This is an archived article and the information in the article may be outdated. Please look at the time stamp on the story to see when it was last updated.

SAN DIEGO – Hundreds of students rallied Thursday, calling to defund the San Diego Unified Police Department.

The crowd gathered at the front of the Eugene Brucker Education Complex in San Diego before taking to the streets, blocking traffic at Normal Street and then Campus Avenue.

“We’re protesting to completely defund school police so that we can get them out of our schools and so we can pour that money back into resources that POC, mainly Black and brown students need the most,” protester Nyadoth Gatkuoth said, singling out mental health resources and more diverse staff to “match the background of students of color like them.”

Gatkuoth also said she’d seen an officer use what she believed was unnecessary force against a student.

The call to defund the department comes as protesters nationwide are asking for the same in other communities in the fallout of the Memorial Day police killing of George Floyd. In Minneapolis where Floyd was killed, city officials are grappling with a proposed plan to abolish the Minneapolis Police Department, though the logistics of that choice still are being debated.

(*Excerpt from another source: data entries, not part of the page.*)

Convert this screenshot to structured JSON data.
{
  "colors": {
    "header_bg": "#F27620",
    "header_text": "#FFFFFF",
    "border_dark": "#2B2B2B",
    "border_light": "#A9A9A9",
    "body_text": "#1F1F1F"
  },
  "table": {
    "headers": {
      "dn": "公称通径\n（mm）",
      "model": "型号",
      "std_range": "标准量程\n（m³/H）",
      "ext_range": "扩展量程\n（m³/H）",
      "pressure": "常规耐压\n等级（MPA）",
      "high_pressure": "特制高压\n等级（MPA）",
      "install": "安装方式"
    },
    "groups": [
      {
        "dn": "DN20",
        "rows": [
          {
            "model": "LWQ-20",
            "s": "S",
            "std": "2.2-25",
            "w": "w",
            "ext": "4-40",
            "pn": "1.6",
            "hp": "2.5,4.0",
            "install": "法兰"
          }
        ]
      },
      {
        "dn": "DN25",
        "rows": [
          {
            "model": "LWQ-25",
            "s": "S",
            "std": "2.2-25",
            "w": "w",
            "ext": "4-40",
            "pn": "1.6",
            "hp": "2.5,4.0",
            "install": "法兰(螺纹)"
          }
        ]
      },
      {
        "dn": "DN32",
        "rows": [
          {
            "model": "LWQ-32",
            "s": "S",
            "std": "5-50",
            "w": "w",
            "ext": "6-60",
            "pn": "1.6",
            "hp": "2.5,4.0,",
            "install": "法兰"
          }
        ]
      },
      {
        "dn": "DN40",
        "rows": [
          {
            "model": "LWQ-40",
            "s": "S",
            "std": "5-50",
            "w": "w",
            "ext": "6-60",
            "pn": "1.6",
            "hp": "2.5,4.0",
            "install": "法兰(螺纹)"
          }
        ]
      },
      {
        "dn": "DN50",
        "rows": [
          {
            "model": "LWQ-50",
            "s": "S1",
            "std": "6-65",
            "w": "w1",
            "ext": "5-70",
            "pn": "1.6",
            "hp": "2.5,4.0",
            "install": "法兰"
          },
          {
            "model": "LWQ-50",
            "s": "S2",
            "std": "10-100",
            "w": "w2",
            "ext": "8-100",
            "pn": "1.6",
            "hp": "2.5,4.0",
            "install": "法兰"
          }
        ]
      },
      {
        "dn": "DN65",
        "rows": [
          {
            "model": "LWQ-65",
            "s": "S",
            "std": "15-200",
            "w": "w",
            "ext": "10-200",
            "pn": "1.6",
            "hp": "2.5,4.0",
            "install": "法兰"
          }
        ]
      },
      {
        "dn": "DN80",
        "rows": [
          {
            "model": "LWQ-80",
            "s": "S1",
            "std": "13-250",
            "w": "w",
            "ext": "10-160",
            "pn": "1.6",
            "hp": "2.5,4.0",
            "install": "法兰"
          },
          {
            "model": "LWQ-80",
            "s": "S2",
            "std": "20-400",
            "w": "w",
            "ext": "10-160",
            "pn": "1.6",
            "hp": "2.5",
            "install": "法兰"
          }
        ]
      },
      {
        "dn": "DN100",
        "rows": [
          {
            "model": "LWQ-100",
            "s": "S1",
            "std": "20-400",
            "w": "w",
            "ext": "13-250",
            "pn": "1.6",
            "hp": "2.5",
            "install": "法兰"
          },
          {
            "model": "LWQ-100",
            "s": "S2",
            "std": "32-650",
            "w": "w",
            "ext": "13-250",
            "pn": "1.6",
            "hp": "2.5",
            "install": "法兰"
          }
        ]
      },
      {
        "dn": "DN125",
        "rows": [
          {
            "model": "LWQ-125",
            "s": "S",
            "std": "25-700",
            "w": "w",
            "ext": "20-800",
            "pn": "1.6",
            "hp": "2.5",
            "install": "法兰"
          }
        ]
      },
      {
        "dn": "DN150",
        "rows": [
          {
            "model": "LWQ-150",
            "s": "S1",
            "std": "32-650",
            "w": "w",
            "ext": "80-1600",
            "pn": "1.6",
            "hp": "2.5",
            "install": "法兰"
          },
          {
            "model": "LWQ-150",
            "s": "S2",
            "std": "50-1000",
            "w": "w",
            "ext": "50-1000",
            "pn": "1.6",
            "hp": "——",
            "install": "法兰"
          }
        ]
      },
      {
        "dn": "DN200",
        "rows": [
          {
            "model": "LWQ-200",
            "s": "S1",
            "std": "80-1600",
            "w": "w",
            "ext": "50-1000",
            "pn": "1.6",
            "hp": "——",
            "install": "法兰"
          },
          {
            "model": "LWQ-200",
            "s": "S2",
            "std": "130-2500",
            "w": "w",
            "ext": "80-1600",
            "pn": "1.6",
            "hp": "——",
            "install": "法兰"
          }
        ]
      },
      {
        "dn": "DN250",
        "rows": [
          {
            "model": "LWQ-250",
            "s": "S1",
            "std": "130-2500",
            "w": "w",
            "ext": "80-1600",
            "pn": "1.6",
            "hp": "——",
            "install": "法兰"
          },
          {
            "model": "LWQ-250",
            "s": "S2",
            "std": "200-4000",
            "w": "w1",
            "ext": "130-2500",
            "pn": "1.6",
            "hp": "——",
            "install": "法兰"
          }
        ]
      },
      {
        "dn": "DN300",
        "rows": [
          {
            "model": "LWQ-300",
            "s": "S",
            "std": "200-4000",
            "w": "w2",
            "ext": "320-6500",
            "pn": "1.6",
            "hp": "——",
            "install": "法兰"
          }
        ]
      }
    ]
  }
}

Last month, California State Superintendent of Public Instruction Tony Thurmond noted that some districts still need officers to protect students in incidents such as school ⁠shootings or bomb threats, but not to discipline students.

In San Diego, protesters acknowledged concerns some have over removing officers from schools and not having them on campus in case of a serious emergency, but said it still was a necessary step.

“We wanna feel like we can walk our campuses without being criminalized,” another protester said. “There’s no reason as to why we are students, but we’re criminals in their eyes at the same time.”